Campbell et al. were not swayed by my arguments against statistical power as a criterion to decide which causal analyses are worth pursuing with existing databases [1]. Their letter repeatedly refers to power, as in “a study […] would have a statistical power of 37%”. Because “a power of 37%” is shorthand for “a power of 37% to detect a non-null effect”, Campbell et al. effectively disagree with a key point of my commentary: the primary goal of causal analyses is not to detect a non-null causal effect but to quantify it as unbiasedly and precisely as possible. Not surprisingly, Campbell et al. prefer talking about underpowered studies rather than about studies with imprecise estimates.
It is tempting to argue that this fundamental disagreement about the goals of scientific research underlies Campbell et al.’s reaction to my proposal. However, this disagreement doesn’t fully explain how their rejection of my proposal fits with their concern (which I share) about small studies being “a cause of distrust in science because their results are selectively reported.” My proposal—publishing all effect estimates regardless of sample size—is precisely a way to fight selective reporting by ensuring that all evidence becomes accessible.
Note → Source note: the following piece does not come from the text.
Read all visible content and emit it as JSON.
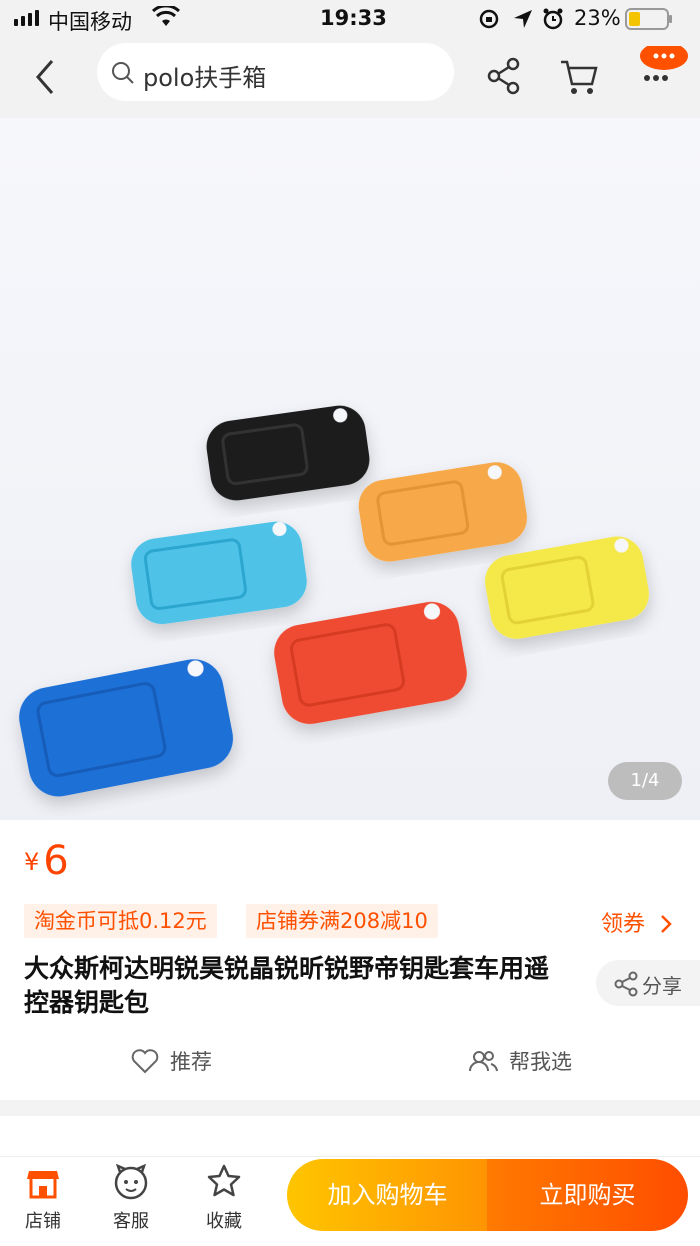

Campbell et al. also say that the hypothetical example used in my commentary is too simplistic. I agree: I designed an admittedly extreme example to quickly convey a conceptual point while adhering to strict editorial constraints on word count. A less extreme example would have conveyed the same concept in a more nuanced way, but it would have required more journal space. Helpfully, the authors of two other letters used their allocated journal space to elaborate on the challenges of combining extremely sparse data. Morris and van Smeden describe the difficulties to carry out meaningful meta-analyses when investigators fail to provide uncertainty measures, use incorrect statistical methods, or target different effect measures; Mansournia also reminds us that between-study heterogeneity in design and analysis must be taken seriously.
I thank Morris, van Smeden, and Mansournia for their thoughtful comments [2,3]. While some issues raised by these authors can be addressed by existing meta-analysis guidelines, settings with extremely imprecise effect estimates would benefit from additional guidance. Ideally, investigators would also coordinate research efforts through a master protocol, as discussed in my commentary.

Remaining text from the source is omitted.